IN THE MATTER OF THE SECURITIES ACT, R.S.O. 1990, c. S.5, AS AMENDED AND IN THE MATTER OF NEWER TECHNOLOGIES LIMITED, RYAN PICKERING AND RODGER FREY AND IN THE MATTER OF A SETTLEMENT AGREEMENT BETWEEN STAFF OF THE ONTARIO SECURITIES COMMISSION AND RODGER FREY
(Sections 127 and 127.1 of the Securities Act)

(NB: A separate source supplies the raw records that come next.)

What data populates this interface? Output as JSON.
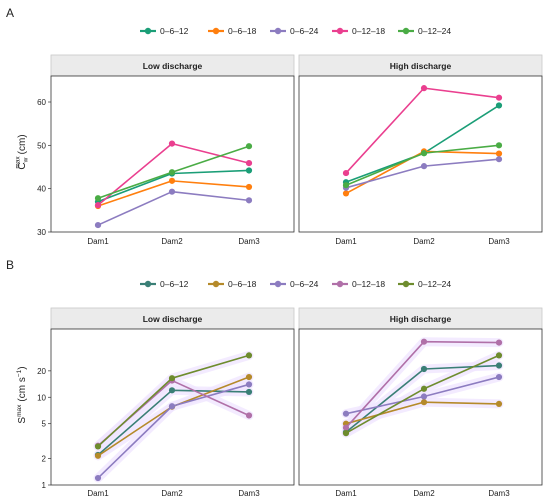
{
  "chart_data": [
    {
      "type": "line",
      "panel_label": "A",
      "ylabel": {
        "main": "C",
        "sup": "max",
        "sub": "w",
        "unit": "(cm)"
      },
      "yscale": "linear",
      "ylim": [
        30,
        66
      ],
      "yticks": [
        30,
        40,
        50,
        60
      ],
      "categories": [
        "Dam1",
        "Dam2",
        "Dam3"
      ],
      "legend": {
        "position": "top",
        "entries": [
          "0–6–12",
          "0–6–18",
          "0–6–24",
          "0–12–18",
          "0–12–24"
        ],
        "colors": [
          "#1b9e77",
          "#ff7f0e",
          "#8c7cc0",
          "#ea3f8f",
          "#4aac45"
        ]
      },
      "facets": [
        {
          "strip": "Low discharge",
          "series": [
            {
              "name": "0–6–12",
              "color": "#1b9e77",
              "values": [
                37,
                43.5,
                44.2
              ]
            },
            {
              "name": "0–6–18",
              "color": "#ff7f0e",
              "values": [
                36,
                41.8,
                40.4
              ]
            },
            {
              "name": "0–6–24",
              "color": "#8c7cc0",
              "values": [
                31.6,
                39.3,
                37.3
              ]
            },
            {
              "name": "0–12–18",
              "color": "#ea3f8f",
              "values": [
                36.2,
                50.4,
                45.9
              ]
            },
            {
              "name": "0–12–24",
              "color": "#4aac45",
              "values": [
                37.8,
                43.8,
                49.8
              ]
            }
          ]
        },
        {
          "strip": "High discharge",
          "series": [
            {
              "name": "0–6–12",
              "color": "#1b9e77",
              "values": [
                41.5,
                48.2,
                59.2
              ]
            },
            {
              "name": "0–6–18",
              "color": "#ff7f0e",
              "values": [
                38.9,
                48.6,
                48.1
              ]
            },
            {
              "name": "0–6–24",
              "color": "#8c7cc0",
              "values": [
                40.2,
                45.2,
                46.8
              ]
            },
            {
              "name": "0–12–18",
              "color": "#ea3f8f",
              "values": [
                43.6,
                63.2,
                61
              ]
            },
            {
              "name": "0–12–24",
              "color": "#4aac45",
              "values": [
                40.8,
                48.2,
                50
              ]
            }
          ]
        }
      ]
    },
    {
      "type": "line",
      "panel_label": "B",
      "ylabel": {
        "main": "S",
        "sup": "max",
        "unit": "(cm s",
        "unit_sup": "−1",
        "close": ")"
      },
      "yscale": "log",
      "ylim": [
        1,
        60
      ],
      "yticks": [
        1,
        2,
        5,
        10,
        20
      ],
      "categories": [
        "Dam1",
        "Dam2",
        "Dam3"
      ],
      "legend": {
        "position": "top",
        "entries": [
          "0–6–12",
          "0–6–18",
          "0–6–24",
          "0–12–18",
          "0–12–24"
        ],
        "colors": [
          "#3a7f76",
          "#b58a2a",
          "#8c7cc0",
          "#b070a8",
          "#6e8c2e"
        ]
      },
      "facets": [
        {
          "strip": "Low discharge",
          "series": [
            {
              "name": "0–6–12",
              "color": "#3a7f76",
              "values": [
                2.2,
                12,
                11.5
              ]
            },
            {
              "name": "0–6–18",
              "color": "#b58a2a",
              "values": [
                2.15,
                7.8,
                17
              ]
            },
            {
              "name": "0–6–24",
              "color": "#8c7cc0",
              "values": [
                1.2,
                7.9,
                14
              ]
            },
            {
              "name": "0–12–18",
              "color": "#b070a8",
              "values": [
                2.8,
                15.5,
                6.2
              ]
            },
            {
              "name": "0–12–24",
              "color": "#6e8c2e",
              "values": [
                2.75,
                16.5,
                30
              ]
            }
          ]
        },
        {
          "strip": "High discharge",
          "series": [
            {
              "name": "0–6–12",
              "color": "#3a7f76",
              "values": [
                4,
                21,
                23
              ]
            },
            {
              "name": "0–6–18",
              "color": "#b58a2a",
              "values": [
                5,
                8.8,
                8.4
              ]
            },
            {
              "name": "0–6–24",
              "color": "#8c7cc0",
              "values": [
                6.5,
                10.2,
                17
              ]
            },
            {
              "name": "0–12–18",
              "color": "#b070a8",
              "values": [
                4.5,
                43,
                42
              ]
            },
            {
              "name": "0–12–24",
              "color": "#6e8c2e",
              "values": [
                3.9,
                12.5,
                30
              ]
            }
          ]
        }
      ]
    }
  ]
}
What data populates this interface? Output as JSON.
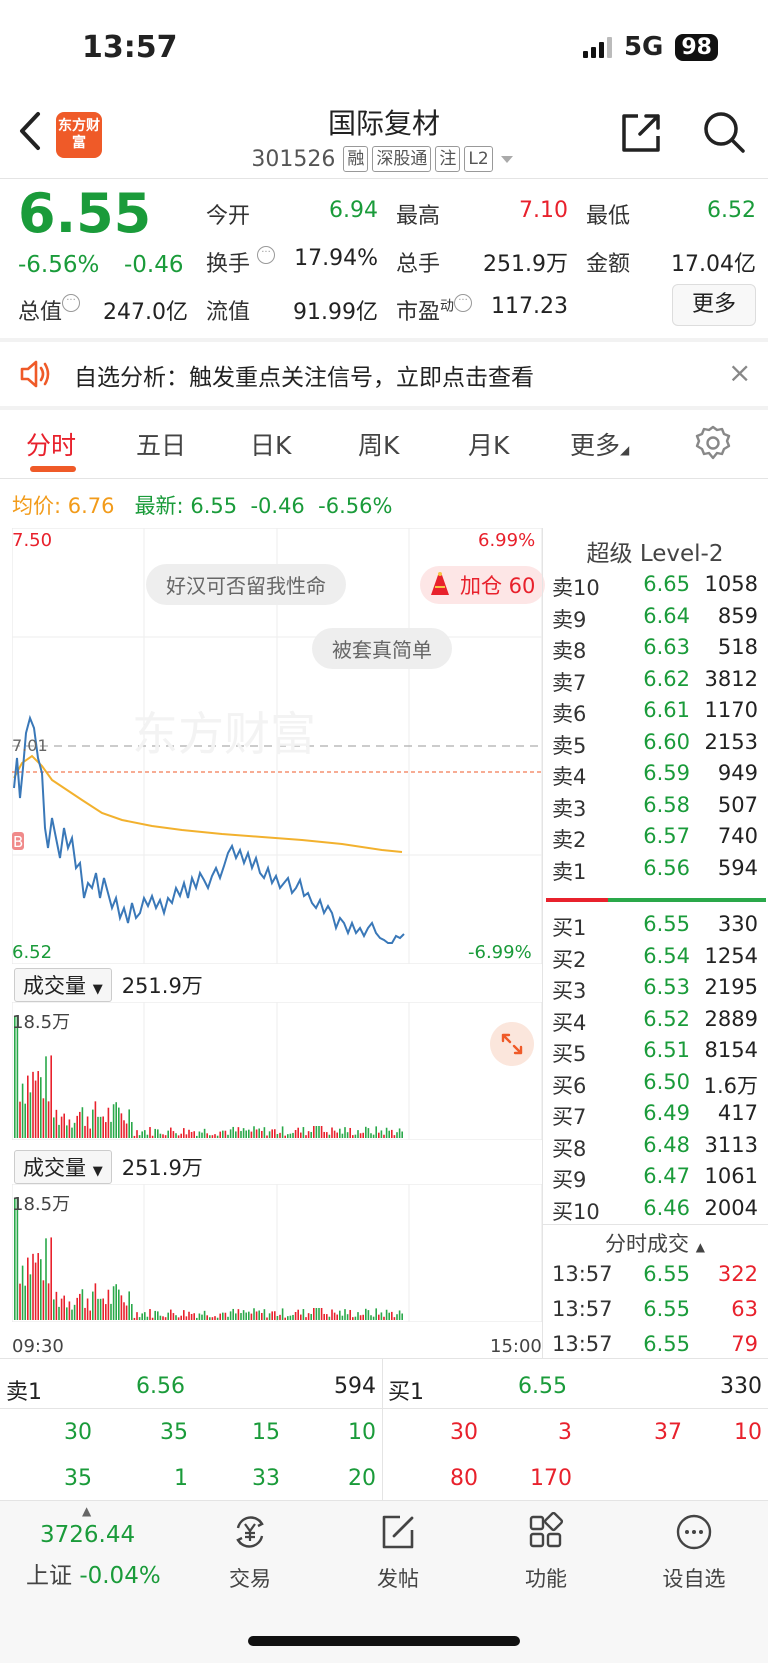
{
  "status": {
    "time": "13:57",
    "network": "5G",
    "battery": "98"
  },
  "header": {
    "name": "国际复材",
    "code": "301526",
    "tags": [
      "融",
      "深股通",
      "注",
      "L2"
    ],
    "logo_text": "东方财富"
  },
  "quote": {
    "price": "6.55",
    "change_pct": "-6.56%",
    "change_val": "-0.46",
    "open_label": "今开",
    "open": "6.94",
    "high_label": "最高",
    "high": "7.10",
    "low_label": "最低",
    "low": "6.52",
    "turnover_label": "换手",
    "turnover": "17.94%",
    "volume_label": "总手",
    "volume": "251.9万",
    "amount_label": "金额",
    "amount": "17.04亿",
    "mktcap_label": "总值",
    "mktcap": "247.0亿",
    "float_label": "流值",
    "float_cap": "91.99亿",
    "pe_label": "市盈",
    "pe_sup": "动",
    "pe": "117.23",
    "more": "更多"
  },
  "alert": {
    "text": "自选分析：触发重点关注信号，立即点击查看",
    "close": "×"
  },
  "tabs": [
    "分时",
    "五日",
    "日K",
    "周K",
    "月K",
    "更多"
  ],
  "legend": {
    "avg_label": "均价:",
    "avg": "6.76",
    "latest_label": "最新:",
    "latest": "6.55",
    "latest_chg": "-0.46",
    "latest_pct": "-6.56%"
  },
  "chart": {
    "y_top": "7.50",
    "y_top_pct": "6.99%",
    "y_bottom": "6.52",
    "y_bottom_pct": "-6.99%",
    "ref_price": "7.01",
    "bubble1": "好汉可否留我性命",
    "bubble2": "被套真简单",
    "jiacang": "加仓 60",
    "watermark": "东方财富",
    "marker_b": "B",
    "time_start": "09:30",
    "time_end": "15:00"
  },
  "volume_panels": [
    {
      "selector": "成交量",
      "total": "251.9万",
      "max": "18.5万"
    },
    {
      "selector": "成交量",
      "total": "251.9万",
      "max": "18.5万"
    }
  ],
  "orderbook": {
    "title": "超级 Level-2",
    "asks": [
      {
        "name": "卖10",
        "price": "6.65",
        "vol": "1058"
      },
      {
        "name": "卖9",
        "price": "6.64",
        "vol": "859"
      },
      {
        "name": "卖8",
        "price": "6.63",
        "vol": "518"
      },
      {
        "name": "卖7",
        "price": "6.62",
        "vol": "3812"
      },
      {
        "name": "卖6",
        "price": "6.61",
        "vol": "1170"
      },
      {
        "name": "卖5",
        "price": "6.60",
        "vol": "2153"
      },
      {
        "name": "卖4",
        "price": "6.59",
        "vol": "949"
      },
      {
        "name": "卖3",
        "price": "6.58",
        "vol": "507"
      },
      {
        "name": "卖2",
        "price": "6.57",
        "vol": "740"
      },
      {
        "name": "卖1",
        "price": "6.56",
        "vol": "594"
      }
    ],
    "bids": [
      {
        "name": "买1",
        "price": "6.55",
        "vol": "330"
      },
      {
        "name": "买2",
        "price": "6.54",
        "vol": "1254"
      },
      {
        "name": "买3",
        "price": "6.53",
        "vol": "2195"
      },
      {
        "name": "买4",
        "price": "6.52",
        "vol": "2889"
      },
      {
        "name": "买5",
        "price": "6.51",
        "vol": "8154"
      },
      {
        "name": "买6",
        "price": "6.50",
        "vol": "1.6万"
      },
      {
        "name": "买7",
        "price": "6.49",
        "vol": "417"
      },
      {
        "name": "买8",
        "price": "6.48",
        "vol": "3113"
      },
      {
        "name": "买9",
        "price": "6.47",
        "vol": "1061"
      },
      {
        "name": "买10",
        "price": "6.46",
        "vol": "2004"
      }
    ],
    "ticks_title": "分时成交",
    "ticks": [
      {
        "time": "13:57",
        "price": "6.55",
        "vol": "322"
      },
      {
        "time": "13:57",
        "price": "6.55",
        "vol": "63"
      },
      {
        "time": "13:57",
        "price": "6.55",
        "vol": "79"
      }
    ]
  },
  "quickbook": {
    "sell_label": "卖1",
    "sell_price": "6.56",
    "sell_vol": "594",
    "buy_label": "买1",
    "buy_price": "6.55",
    "buy_vol": "330",
    "sell_row1": [
      "30",
      "35",
      "15",
      "10"
    ],
    "sell_row2": [
      "35",
      "1",
      "33",
      "20"
    ],
    "buy_row1": [
      "30",
      "3",
      "37",
      "10"
    ],
    "buy_row2": [
      "80",
      "170"
    ]
  },
  "bottom_nav": {
    "index_value": "3726.44",
    "index_name": "上证",
    "index_chg": "-0.04%",
    "items": [
      "交易",
      "发帖",
      "功能",
      "设自选"
    ]
  }
}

WHEREAS on December 4, 2012, the Ontario Securities Commission (the "Commission") issued a Notice of Hearing pursuant to sections 127 and 127.1 of the Securities Act, R.O. 1990, c. S.5, as amended (the "Act") to consider whether it is in the public interest to make orders, as specified therein, against and in respect of Newer Technologies Limited ("NTL"), Ryan Pickering ("Pickering") and Rodger Frey ("Frey"). The Notice of Hearing was issued in connection with the allegations as set out in the Statement of Allegations of Staff of the Commission ("Staff") dated December 4, 2012;
AND WHEREAS Frey has entered into a Settlement Agreement with Staff of the Commission dated September 2, 2014 (the "Settlement Agreement") in which Frey agreed to a proposed settlement of the proceeding commenced by the Notice of Hearing dated December 4, 2012, subject to the approval of the Commission;
AND WHEREAS on August 29, 2014, the Commission issued a Notice of Hearing pursuant to section 127 of the Act to announce that it proposed to hold a hearing to consider whether it is in the public interest to approve a Settlement Agreement entered into between Staff and Frey;
AND UPON reviewing the Settlement Agreement, the Notices of Hearing, and the Statement of Allegations of Staff of the Commission, and upon hearing submissions from counsel for Frey, and from Staff of the Commission;
AND WHEREAS the Commission is of the opinion that it is in the public interest to make this Order;
IT IS HEREBY ORDERED THAT:
(a) The Settlement Agreement is approved;
(b) pursuant to paragraph 6 of subsection 127(1) of the Act, Frey is reprimanded;
(c) pursuant to paragraph 2 of subsection 127(1) of the Act, trading in any securities by Frey shall cease permanently;
(d) pursuant to paragraph 2.1 of subsection 127(1) of the Act, acquisition of any securities by Frey is prohibited permanently;
(e) pursuant to paragraph 3 of subsection 127(1) of the Act, any exemptions contained in Ontario securities law do not apply to Frey permanently;
(f) pursuant to paragraphs 7, 8.1 and 8.3 of subsection 127(1) of the Act, Frey shall immediately resign all positions that he holds as a director or officer of any issuer (except as set out in subparagraph (h) of this Order, below), registrant or investment fund manager;
(g) pursuant to paragraphs 8, 8.2 and 8.4 of subsection 127(1) of the Act, Frey is permanently prohibited from becoming or acting as a director or officer of any reporting issuer, registrant or investment fund manager;
(h) pursuant to paragraph 8 of subsection 127(1) of the Act, Frey is permanently prohibited from becoming or acting as a director or officer of any issuer, with the exception that Frey is permitted to act or continue to act as a director and officer of any company through which he carries on business, so long as there are no more than 6 holders of the securities of the company;
(i) pursuant to paragraph 8.5 of subsection 127(1) of the Act, Frey is permanently prohibited from becoming or acting as a registrant, as an investment fund manager or as a promoter;
(j) pursuant to section 127.1 of the Act, Frey shall pay to the Commission the amount of $5,000.00, representing a portion of Staff's costs in this matter, within two years of the approval by the Commission of this Settlement Agreement. Frey shall pay at least $1250.00 by cheque six months after the Commission approves this Settlement Agreement and to pay at least $1250.00 by cheque every six months thereafter until the entire amount of the $5,000 penalty is paid in full;
(k) After the payment of $5,000.00 set out in paragraph (j) above is made in full, as an exception to the provisions of paragraphs (c), (d) and (e) of this Order above, Frey is permitted to:
i. trade on his own behalf in his own accounts; and
ii. acquire securities on his own behalf in his own accounts.
(l) Until the entire amount of $5,000.00 set out in paragraph (j) above is paid in full, the prohibitions set out in subparagraphs (c), (d) and (e) above shall continue in force without any limitation as to time.
DATED at Toronto this 3rd day of September, 2014.